La tradizione dei BAUERs

L’Hotel Bauer, da quando ha aperto le sue porte nel 1880, ha perpetrato una tradizione di grande ospitalità a Venezia. In origine l’albergo era conosciuto come Bauer-Grünwald, in parte grazie ad una piccola storia d’amore veneziana. Un giovane austriaco intraprendente, Julius Grünwald, arrivò a Venezia e si innamorò della figlia del signor Bauer, il rispettato direttore dell’Hotel de la Ville di Venezia.

Apprezzando il talento del giovane Grünwald per gli affari e l’eleganza, il signor Bauer approvò l’unione e il resto è storia. Ne seguì l’attività alberghiera e, dopo il matrimonio dei due giovani, la collaborazione tra i due uomini fu completa e stabilì la salda tradizione Bauer di una gestione familiare che continua ancora oggi.
Alla morte di Grünwald, i suoi eredi proseguirono la gestione dell’albergo fino alla vendita nel 1930 ad Arnaldo Bennati, un costruttore navale ligure di successo con un fiuto sopraffino in campo immobiliare e la passione per il settore dell’accoglienza. Negli anni Quaranta, Bennati intraprese il primo restauro ed ampliamento dell'albergo con la ricostruzione della facciata originale del diciottesimo secolo in stile gotico-bizantino. Il contrasto tra la parte gotica ed il moderno ampliamento costruito come ala completamente nuova su Campo San Moisè, fu molto studiato dal punto di vista architettonico. Fu inoltre aggiunta la terrazza al settimo piano, il cosiddetto "Settimo Cielo", ancora oggi la più alta di Venezia. Quando il Bauer riaprì nel 1949, era l’albergo più moderno ed elegante di Venezia.

Oggi il Bauer è diretto dalla terza generazione della famiglia Bennati.

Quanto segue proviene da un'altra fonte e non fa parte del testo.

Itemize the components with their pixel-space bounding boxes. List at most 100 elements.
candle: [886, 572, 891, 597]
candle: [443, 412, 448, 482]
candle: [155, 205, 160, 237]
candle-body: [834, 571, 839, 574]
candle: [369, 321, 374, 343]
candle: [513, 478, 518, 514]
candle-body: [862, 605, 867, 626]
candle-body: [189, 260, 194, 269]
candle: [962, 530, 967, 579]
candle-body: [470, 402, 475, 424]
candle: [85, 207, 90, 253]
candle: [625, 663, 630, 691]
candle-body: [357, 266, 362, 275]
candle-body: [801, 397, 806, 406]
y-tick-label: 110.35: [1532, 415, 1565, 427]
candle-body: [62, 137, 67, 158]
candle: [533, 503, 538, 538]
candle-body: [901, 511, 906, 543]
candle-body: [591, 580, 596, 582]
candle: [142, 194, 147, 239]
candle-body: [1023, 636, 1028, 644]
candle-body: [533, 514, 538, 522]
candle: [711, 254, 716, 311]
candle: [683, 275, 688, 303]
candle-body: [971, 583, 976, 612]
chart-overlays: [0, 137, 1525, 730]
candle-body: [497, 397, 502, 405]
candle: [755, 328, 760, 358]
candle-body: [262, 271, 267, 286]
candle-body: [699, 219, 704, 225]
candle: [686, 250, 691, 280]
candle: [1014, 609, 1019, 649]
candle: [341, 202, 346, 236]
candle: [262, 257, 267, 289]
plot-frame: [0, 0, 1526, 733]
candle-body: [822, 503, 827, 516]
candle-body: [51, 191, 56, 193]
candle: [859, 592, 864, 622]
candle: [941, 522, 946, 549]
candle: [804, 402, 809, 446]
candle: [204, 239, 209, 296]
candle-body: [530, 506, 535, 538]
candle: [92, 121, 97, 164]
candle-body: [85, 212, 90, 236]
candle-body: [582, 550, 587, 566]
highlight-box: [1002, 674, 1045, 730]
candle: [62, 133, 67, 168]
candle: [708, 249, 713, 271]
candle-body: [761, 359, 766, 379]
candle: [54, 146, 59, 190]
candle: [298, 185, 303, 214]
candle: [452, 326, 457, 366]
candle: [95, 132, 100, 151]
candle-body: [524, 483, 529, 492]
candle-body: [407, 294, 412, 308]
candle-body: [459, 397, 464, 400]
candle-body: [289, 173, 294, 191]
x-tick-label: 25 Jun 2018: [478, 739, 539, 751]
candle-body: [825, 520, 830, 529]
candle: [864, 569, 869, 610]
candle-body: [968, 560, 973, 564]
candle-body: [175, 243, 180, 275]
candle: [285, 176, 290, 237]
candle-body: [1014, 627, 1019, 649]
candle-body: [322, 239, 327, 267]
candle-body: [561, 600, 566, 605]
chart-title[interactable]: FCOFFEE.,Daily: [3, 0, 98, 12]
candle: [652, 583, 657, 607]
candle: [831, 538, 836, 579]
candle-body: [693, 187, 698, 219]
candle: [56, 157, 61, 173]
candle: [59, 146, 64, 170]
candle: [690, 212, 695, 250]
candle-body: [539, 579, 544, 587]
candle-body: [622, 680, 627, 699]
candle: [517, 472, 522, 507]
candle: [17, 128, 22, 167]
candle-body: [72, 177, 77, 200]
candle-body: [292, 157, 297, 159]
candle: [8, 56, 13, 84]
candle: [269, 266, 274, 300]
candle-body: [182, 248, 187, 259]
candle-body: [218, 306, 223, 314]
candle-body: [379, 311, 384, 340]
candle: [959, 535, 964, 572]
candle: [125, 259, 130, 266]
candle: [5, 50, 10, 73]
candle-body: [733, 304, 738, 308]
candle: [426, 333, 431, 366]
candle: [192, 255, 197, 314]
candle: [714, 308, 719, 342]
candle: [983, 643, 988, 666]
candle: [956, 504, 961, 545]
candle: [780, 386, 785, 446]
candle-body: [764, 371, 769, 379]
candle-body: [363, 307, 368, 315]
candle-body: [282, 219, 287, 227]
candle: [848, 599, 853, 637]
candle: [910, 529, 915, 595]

Nel 1997, Francesca Bortolotto Possati, nipote di Arnaldo Bennati, diventata Presidente e Amministratore Delegato dell’albergo. ha intrapreso un massiccio rinnovamento sia della struttura che degli interni dell’albergo.

Completato alla fine del 1999, il Bauer è stato riprogettato come una proprietà con due personalità distinte in un unico edificio: l’Hotel Bauer, un albergo di lusso a cinque stelle in stile Art Decò con un aspetto ed un tocco contemporanei, ed Il Palazzo Bauer, un albergo esclusivo opulento che riconferma la sua identità del diciottesimo secolo ed offre agli ospiti l'opportunità di vivere in un palazzo veneziano, dove la maggior parte delle camere gode della vista dal terrazzo.

Nella primavera del 2005, la signora Bortolotto Possati ha provveduto a creare un edificio secondario, la Casa Nova Bauer, una casa del sedicesimo secolo accanto all'Hotel Bauer, che offre agli ospiti la possibilità di scegliere l’intimità di una residenza elegante privata con tutte le comodità di un 5 stelle. Restaurati in tutta la bellezza dello stile classico veneziano, gli appartamenti sono immersi in una "calle" tranquilla, tra i tesori storico artistici  e i negozi più raffinati, creando un paradiso residenziale nel cuore di Venezia ed una scelta alternativa alla vita in albergo.

Con lo stesso occhio del nonno per gli immobili e la sua personale passione per il restauro e la commistione tra arte antica e stile contemporaneo, Francesca Bortolotto Possati ha reso possibile l'accurato restauro di un convento del sedicesimo secolo progettato dal famoso architetto rinascimentale Andrea Palladio. Dopo oltre 100 anni di abbandono, il rigenerato BAUER Palladio Hotel & Spa ha aperto i battenti nell'autunno del 2006 come rifugio rilassante che armonizza l’antica struttura e l’odierna cultura del benessere in un mix di spaziosi giardini, colori sobri e lusso moderno dal sapore veneziano.